Madame la Présidente, je veux tout d'abord souligner que le Parlement du Canada est situé sur le territoire traditionnel non cédé du peuple algonquin anishinabe. Nous débattons d'un projet de loi qui est très pertinent non seulement pour ces groupes de Premières nations, mais aussi pour toutes les Premières nations, les Métis et les Inuits du Canada.
Avant de passer à la substance de mon discours, je souligne que le projet de loi C-29 prévoit la constitution d'un conseil national de réconciliation. Cette mesure fait suite aux appels à l'action contenus dans le rapport de la Commission de vérité et réconciliation, en particulier les appels à l'action nos 53 et 56. Essentiellement, le conseil national de réconciliation serait une organisation permanente, indépendante et dirigée par des Autochtones qui surveillerait et appuierait les progrès de la réconciliation au Canada, y compris la mise en œuvre complète des appels à l'action de la Commission de vérité et réconciliation.
Je veux prendre quelques instants pour expliquer comment nous sommes arrivés là où nous sommes, car certains insinuent à la Chambre que les Autochtones n'ont pas mené le processus et n'ont pas pris les décisions concernant l'aspect et l'évolution de la nouvelle mesure législative. Or, rien ne saurait être plus faux.
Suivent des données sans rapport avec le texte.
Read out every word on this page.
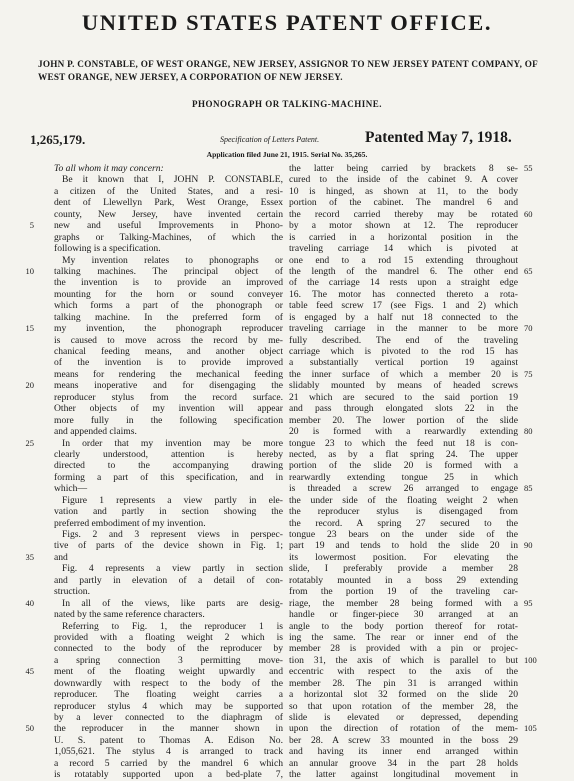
UNITED STATES PATENT OFFICE.
JOHN P. CONSTABLE, OF WEST ORANGE, NEW JERSEY, ASSIGNOR TO NEW JERSEY PATENT COMPANY, OF WEST ORANGE, NEW JERSEY, A CORPORATION OF NEW JERSEY.
PHONOGRAPH OR TALKING-MACHINE.
1,265,179.	Specification of Letters Patent.	Patented May 7, 1918.
Application filed June 21, 1915. Serial No. 35,265.
5
10
15
20
25
35
40
45
50
To all whom it may concern:
Be it known that I, JOHN P. CONSTABLE,
a citizen of the United States, and a resi-
dent of Llewellyn Park, West Orange, Essex
county, New Jersey, have invented certain
new and useful Improvements in Phono-
graphs or Talking-Machines, of which the
following is a specification.
My invention relates to phonographs or
talking machines. The principal object of
the invention is to provide an improved
mounting for the horn or sound conveyer
which forms a part of the phonograph or
talking machine. In the preferred form of
my invention, the phonograph reproducer
is caused to move across the record by me-
chanical feeding means, and another object
of the invention is to provide improved
means for rendering the mechanical feeding
means inoperative and for disengaging the
reproducer stylus from the record surface.
Other objects of my invention will appear
more fully in the following specification
and appended claims.
In order that my invention may be more
clearly understood, attention is hereby
directed to the accompanying drawing
forming a part of this specification, and in
which—
Figure 1 represents a view partly in ele-
vation and partly in section showing the
preferred embodiment of my invention.
Figs. 2 and 3 represent views in perspec-
tive of parts of the device shown in Fig. 1;
and
Fig. 4 represents a view partly in section
and partly in elevation of a detail of con-
struction.
In all of the views, like parts are desig-
nated by the same reference characters.
Referring to Fig. 1, the reproducer 1 is
provided with a floating weight 2 which is
connected to the body of the reproducer by
a spring connection 3 permitting move-
ment of the floating weight upwardly and
downwardly with respect to the body of the
reproducer. The floating weight carries a
reproducer stylus 4 which may be supported
by a lever connected to the diaphragm of
the reproducer in the manner shown in
U. S. patent to Thomas A. Edison No.
1,055,621. The stylus 4 is arranged to track
a record 5 carried by the mandrel 6 which
is rotatably supported upon a bed-plate 7,
the latter being carried by brackets 8 se-
cured to the inside of the cabinet 9. A cover
10 is hinged, as shown at 11, to the body
portion of the cabinet. The mandrel 6 and
the record carried thereby may be rotated
by a motor shown at 12. The reproducer
is carried in a horizontal position in the
traveling carriage 14 which is pivoted at
one end to a rod 15 extending throughout
the length of the mandrel 6. The other end
of the carriage 14 rests upon a straight edge
16. The motor has connected thereto a rota-
table feed screw 17 (see Figs. 1 and 2) which
is engaged by a half nut 18 connected to the
traveling carriage in the manner to be more
fully described. The end of the traveling
carriage which is pivoted to the rod 15 has
a substantially vertical portion 19 against
the inner surface of which a member 20 is
slidably mounted by means of headed screws
21 which are secured to the said portion 19
and pass through elongated slots 22 in the
member 20. The lower portion of the slide
20 is formed with a rearwardly extending
tongue 23 to which the feed nut 18 is con-
nected, as by a flat spring 24. The upper
portion of the slide 20 is formed with a
rearwardly extending tongue 25 in which
is threaded a screw 26 arranged to engage
the under side of the floating weight 2 when
the reproducer stylus is disengaged from
the record. A spring 27 secured to the
tongue 23 bears on the under side of the
part 19 and tends to hold the slide 20 in
its lowermost position. For elevating the
slide, I preferably provide a member 28
rotatably mounted in a boss 29 extending
from the portion 19 of the traveling car-
riage, the member 28 being formed with a
handle or finger-piece 30 arranged at an
angle to the body portion thereof for rotat-
ing the same. The rear or inner end of the
member 28 is provided with a pin or projec-
tion 31, the axis of which is parallel to but
eccentric with respect to the axis of the
member 28. The pin 31 is arranged within
a horizontal slot 32 formed on the slide 20
so that upon rotation of the member 28, the
slide is elevated or depressed, depending
upon the direction of rotation of the mem-
ber 28. A screw 33 mounted in the boss 29
and having its inner end arranged within
an annular groove 34 in the part 28 holds
the latter against longitudinal movement in
55
60
65
70
75
80
85
90
95
100
105
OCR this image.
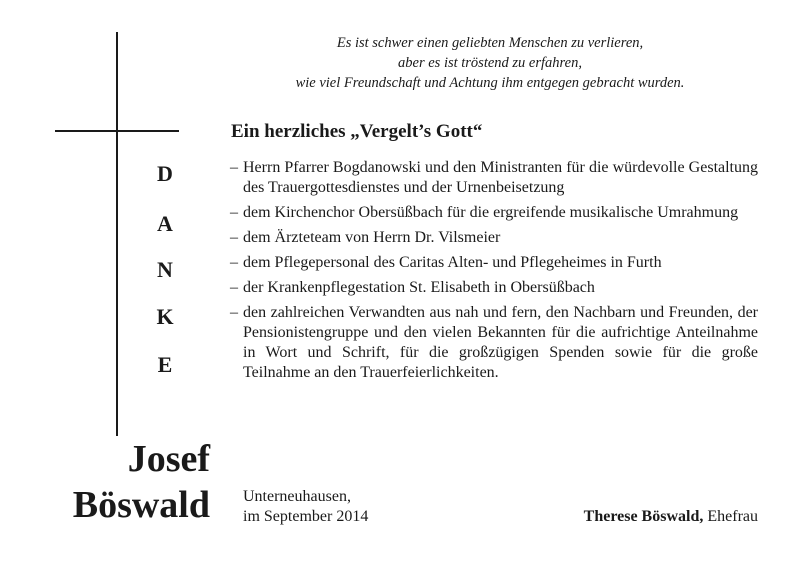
D
A
N
K
E
Josef
Böswald
Es ist schwer einen geliebten Menschen zu verlieren,
aber es ist tröstend zu erfahren,
wie viel Freundschaft und Achtung ihm entgegen gebracht wurden.
Ein herzliches „Vergelt’s Gott“
– Herrn Pfarrer Bogdanowski und den Ministranten für die würdevolle Gestaltung des Trauergottesdienstes und der Urnenbeisetzung
– dem Kirchenchor Obersüßbach für die ergreifende musikalische Umrahmung
– dem Ärzteteam von Herrn Dr. Vilsmeier
– dem Pflegepersonal des Caritas Alten- und Pflegeheimes in Furth
– der Krankenpflegestation St. Elisabeth in Obersüßbach
– den zahlreichen Verwandten aus nah und fern, den Nachbarn und Freunden, der Pensionistengruppe und den vielen Bekannten für die aufrichtige Anteilnahme in Wort und Schrift, für die großzügigen Spenden sowie für die große Teilnahme an den Trauerfeierlichkeiten.
Unterneuhausen,
im September 2014	Therese Böswald, Ehefrau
En tant que députée représentant une importante population de survivants des pensionnats et en tant que fille d'une mère ayant survécu à un pensionnat, je n'ai pas besoin d'expliquer à qui que ce soit à quel point ce projet de loi est important pour ma famille, pour mes concitoyens et pour de nombreux Canadiens autochtones dans ce pays. Il serait totalement fallacieux et erroné d'affirmer que ce projet de loi est présenté à la Chambre sans leur soutien total, leur pleine participation et leur rôle prépondérant dans la rédaction de tous les articles de ce projet de loi.
Il y a tellement de choses dont je pourrais parler en ce qui concerne la Commission de vérité et réconciliation. C'est un sujet qui me tient à cœur depuis de nombreuses années. Il est également important que j'explique à mes collègues le travail que le gouvernement a accompli pour en arriver là où nous en sommes aujourd'hui. Nous avons travaillé très dur pour renouer nos relations avec les populations autochtones. Il suffit de remonter à 2015, lorsque nous sommes entrés en fonction, pour s'en rendre compte. L'une des premières choses que nous avons faites a été de commencer immédiatement à mettre en œuvre les appels à l'action. En fait, nous étions le seul parti, et je crois qu'à ce jour, nous sommes toujours le seul parti au Canada à avoir dit que nous étions prêts à mettre en œuvre les 94 recommandations de la Commission de vérité et réconciliation.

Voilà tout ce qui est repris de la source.